Later Sunday, former World Bank President James Wolfensohn, now an international envoy involved in preparations for the Gaza pullout, met with senior Israeli and Palestinian officials to discuss such issues as the demolitions of settler homes and movement of Palestinians in and out of Gaza. Israeli and Palestinian officials said the meeting was productive, but no agreements were reached.
Israeli Prime Minister Ariel Sharon proposed the Gaza pullout early last year as a unilateral act meant to improve security. About 8,500 settlers live in Gaza, surrounded by about 1.3 million Palestinians.

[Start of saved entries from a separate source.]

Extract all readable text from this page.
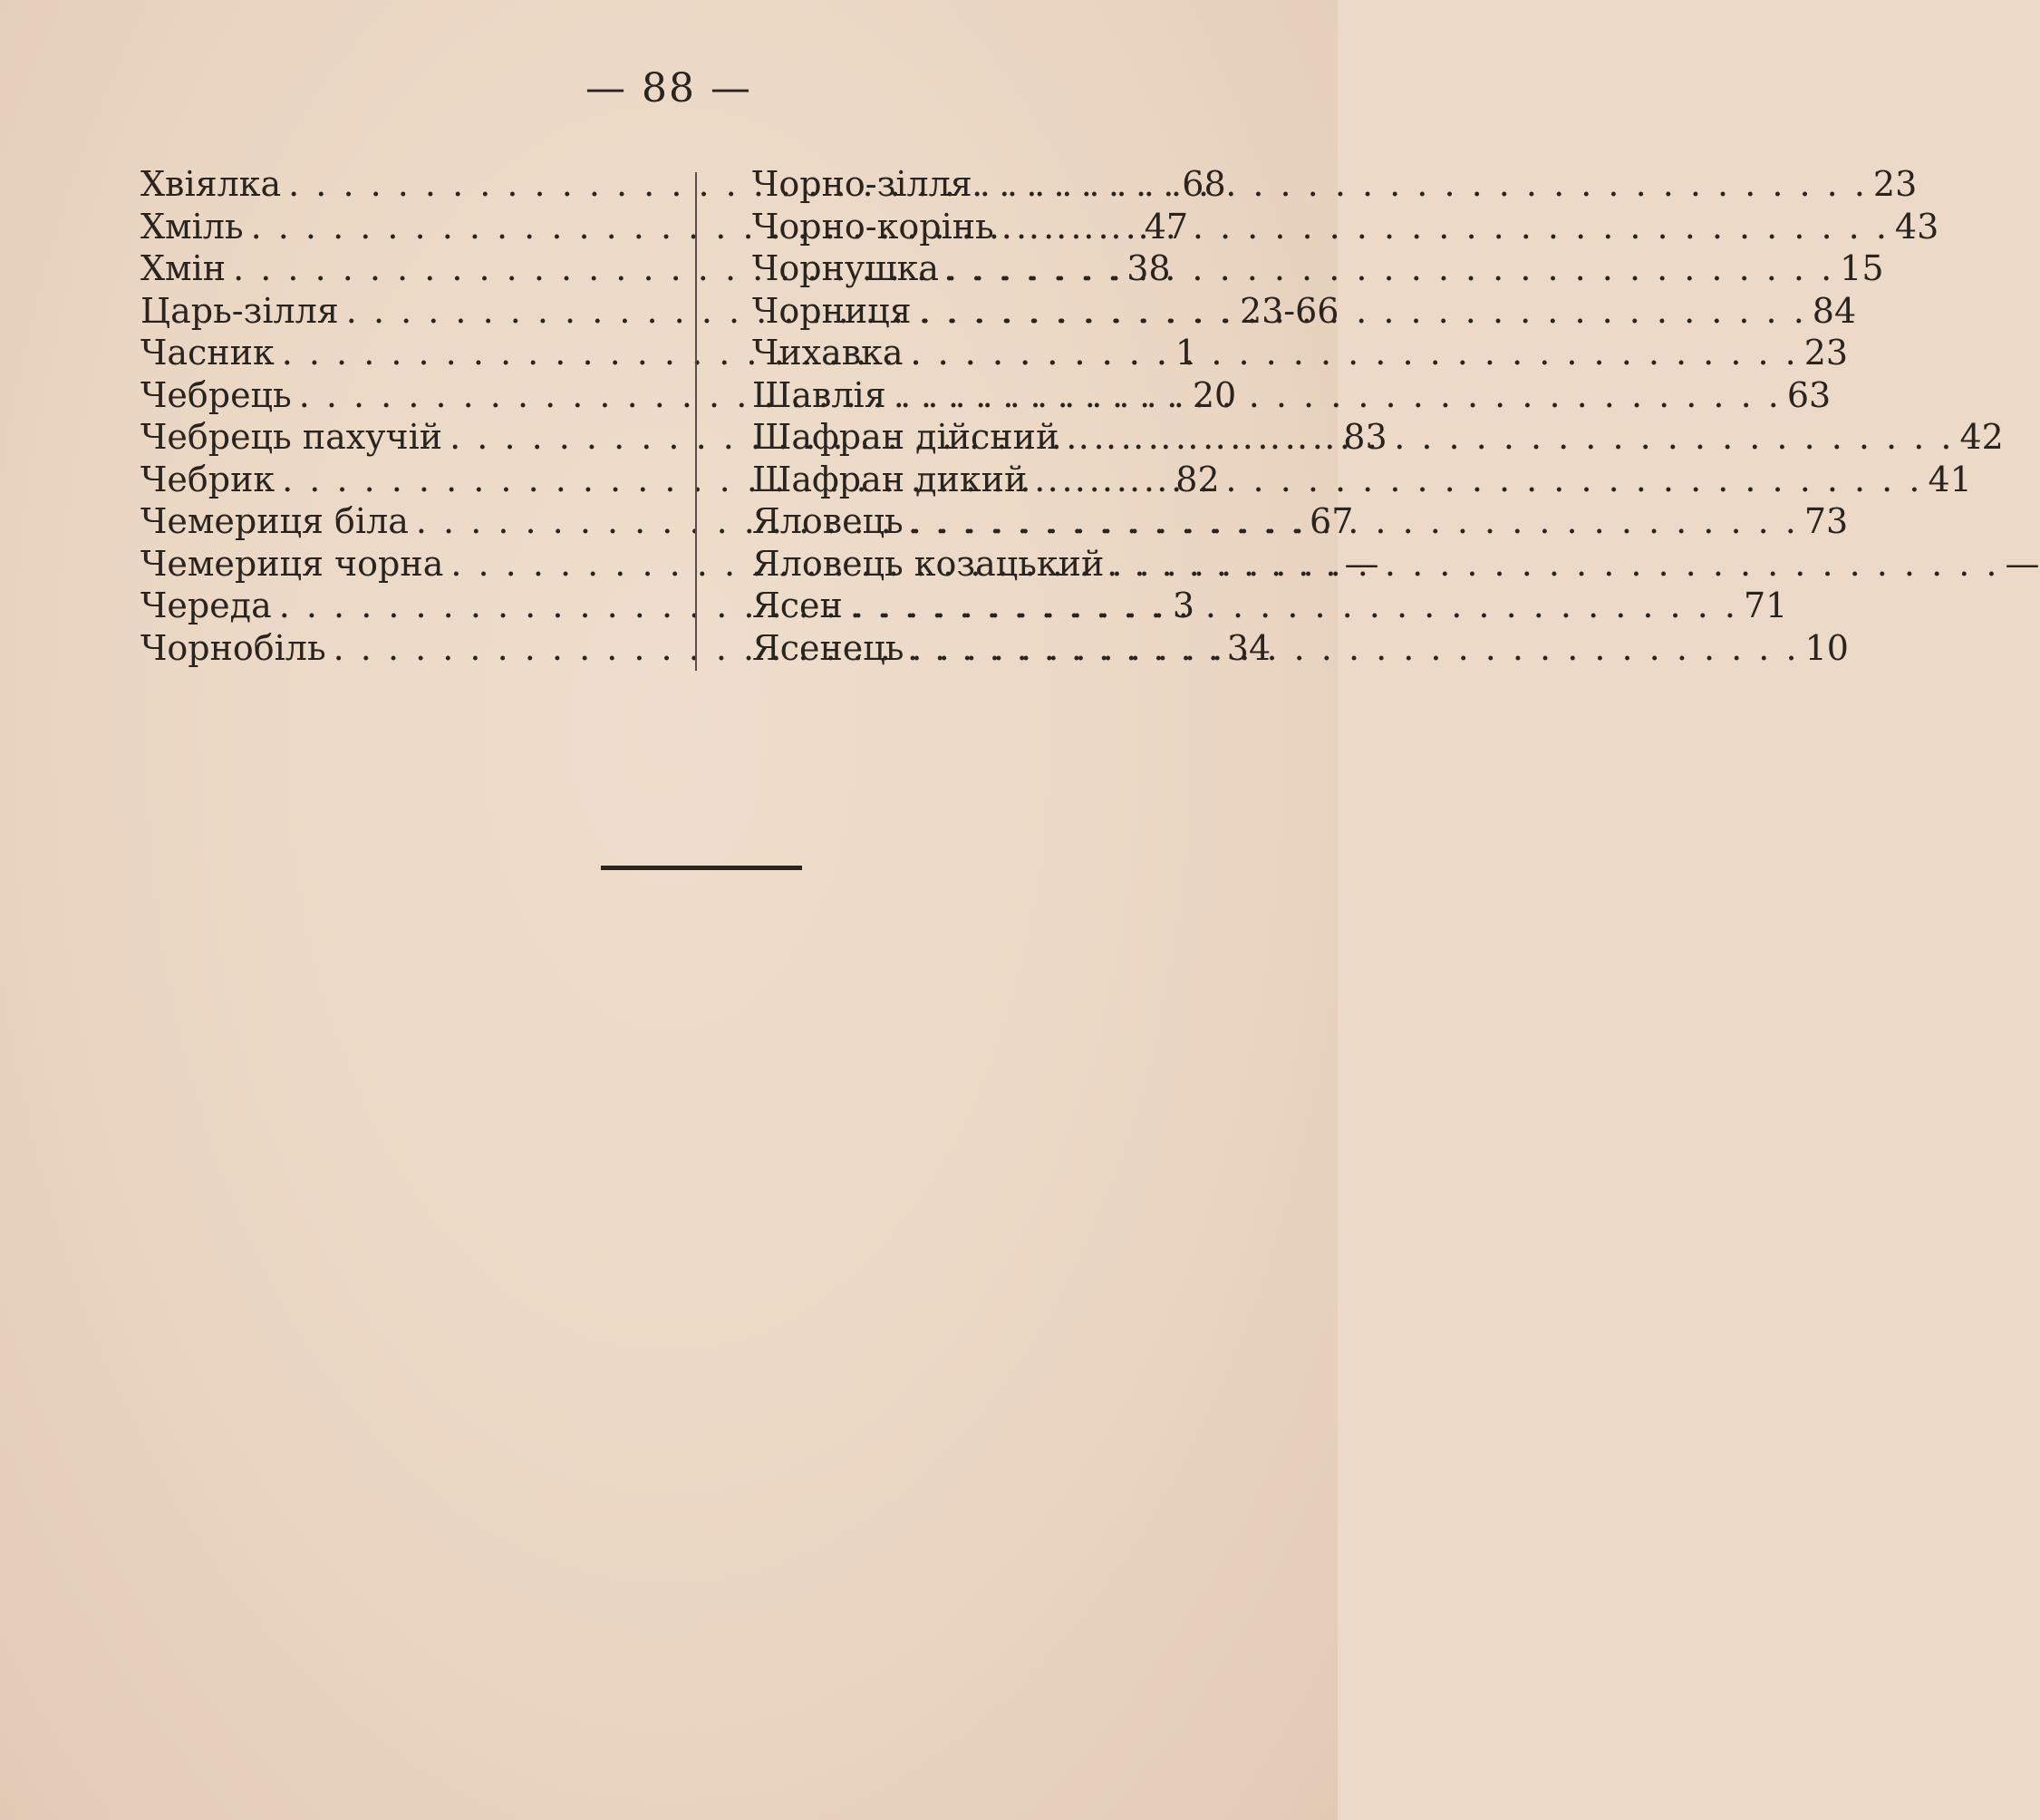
— 88 —
Хвіялка . . .	68
Хміль . . .	47
Хмін . . .	38
Царь-зілля . . .	23-66
Часник . . .	1
Чебрець . . .	20
Чебрець пахучій . . .	83
Чебрик . . .	82
Чемериця біла . . .	67
Чемериця чорна . . .	—
Череда . . .	3
Чорнобіль . . .	34
Чорно-зілля . . .	23
Чорно-корінь . . .	43
Чорнушка . . .	15
Чорниця . . .	84
Чихавка . . .	23
Шавлія . . .	63
Шафран дійсний . . .	42
Шафран дикий . . .	41
Яловець . . .	73
Яловець козацький . . .	—
Ясен . . .	71
Ясенець . . .	10
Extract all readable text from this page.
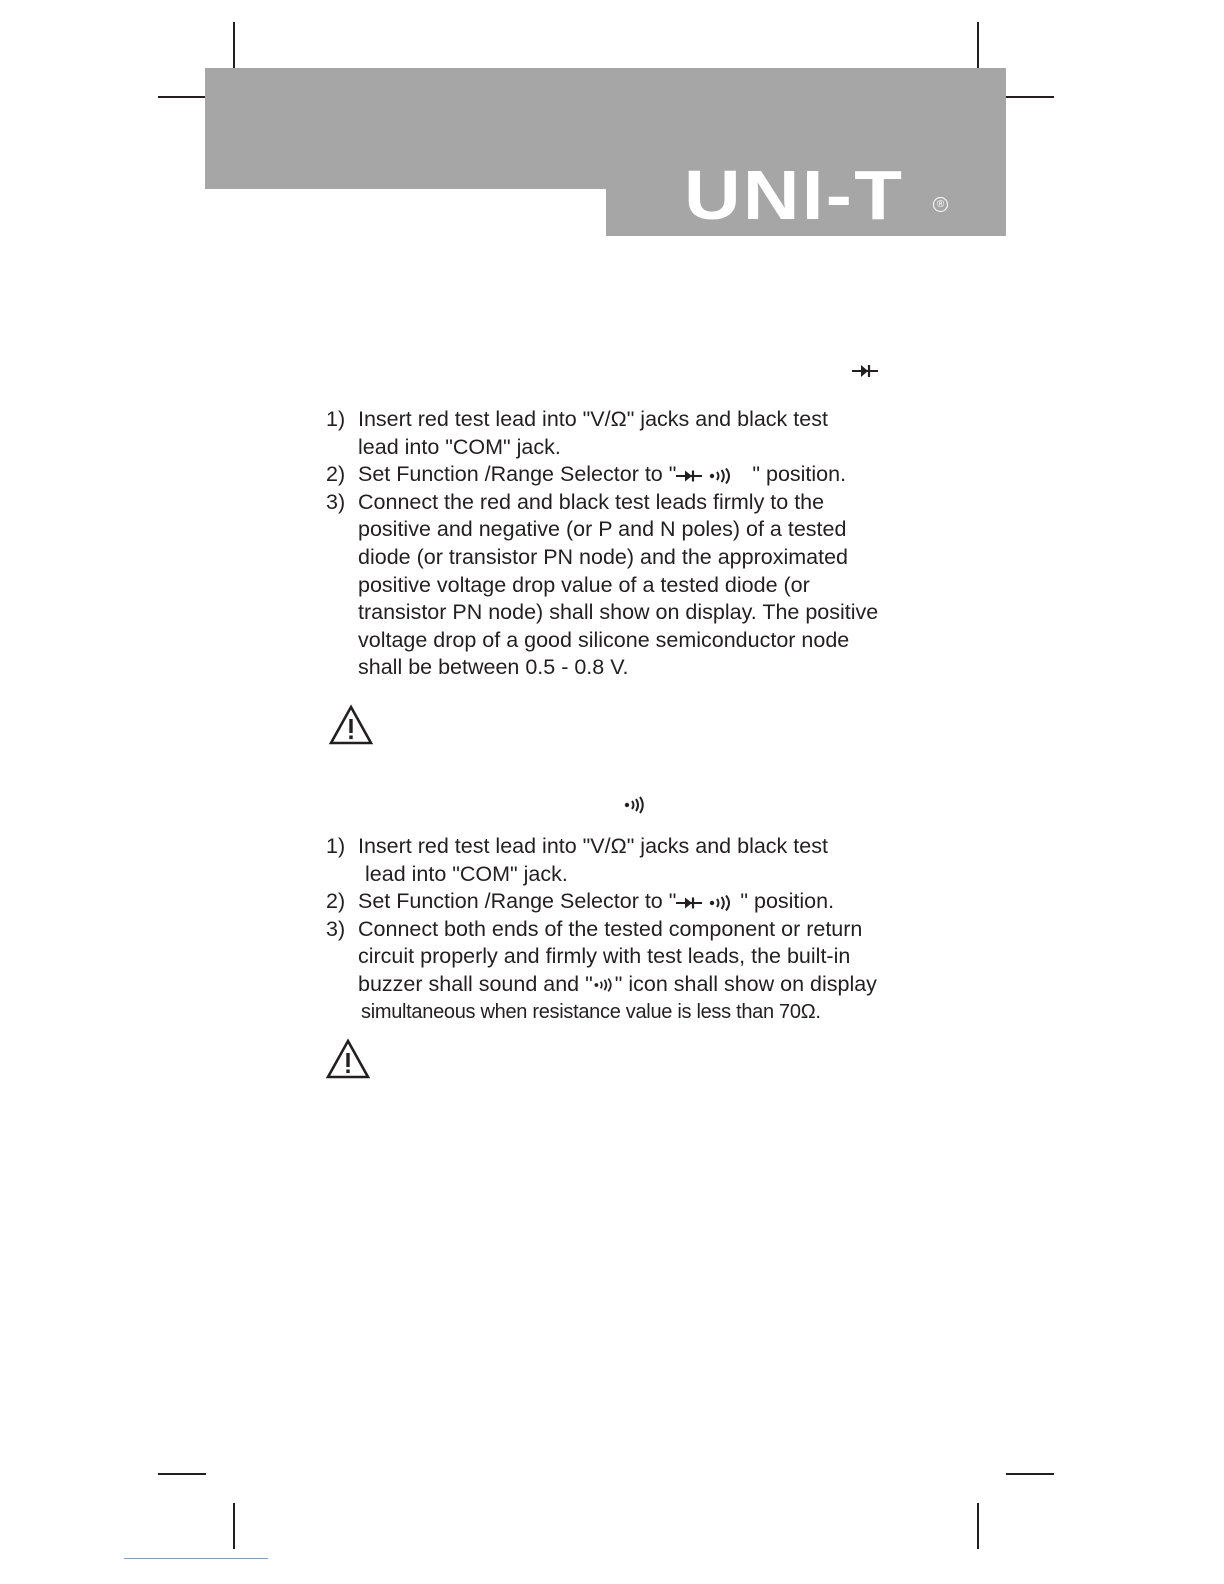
UNI-T	®
1) Insert red test lead into "V/Ω" jacks and black test
lead into "COM" jack.
2) Set Function /Range Selector to "	" position.
3) Connect the red and black test leads firmly to the
positive and negative (or P and N poles) of a tested
diode (or transistor PN node) and the approximated
positive voltage drop value of a tested diode (or
transistor PN node) shall show on display. The positive
voltage drop of a good silicone semiconductor node
shall be between 0.5 - 0.8 V.
1) Insert red test lead into "V/Ω" jacks and black test
lead into "COM" jack.
2) Set Function /Range Selector to "	" position.
3) Connect both ends of the tested component or return
circuit properly and firmly with test leads, the built-in
buzzer shall sound and " " icon shall show on display
simultaneous when resistance value is less than 70Ω.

Sharon said Sunday he hopes the pullout, accompanied by a withdrawal from part of the West Bank, will lead to a resumption of peace talks. But he said future progress would depend on the Palestinians' ability to crack down on militants.
Israeli-Palestinian violence has dropped sharply since Sharon and Abbas declared a cease-fire in February, but sporadic fighting has continued. Israel fears militants, wanting to claim victory, will step up attacks during the withdrawal.
Sunday's attack along the Egyptian border with Gaza was the second major assault on Israeli targets in Gaza in recent days. The attacks were in a volatile area near the Rafah refugee camp where a number of tunnels used for weapons smuggling have been uncovered.
The militant group Islamic Jihad said it carried out the attack in a joint operation with a small violent group loosely affiliated with Abbas' Fatah movement. The groups also claimed responsibility for a Saturday attack in which Palestinian militants opened fire at an army post.
Islamic Jihad said it was still committed to the cease-fire but was retaliating for Israel's killing two of its militants on June 7.
Also Sunday, Abbas told Israel TV that he believes the militant group Hamas, which agreed in March to honor the cease-fire, is becoming more moderate and suggested the group will recognize Israel's existence.
In an interview with Channel One TV, Abbas cited the drop in violence and Hamas' participation in upcoming Palestinian elections as signs of political reform. When asked if Hamas will recognize the Israeli state, Abbas said: "I think that Hamas is on a track of political moderation and they will do whatever is necessary to progress on this track."
When asked about Abbas' statement, Hamas spokesman Sami Abu Zuhri said it was Abbas' "own opinion so there is no need to comment."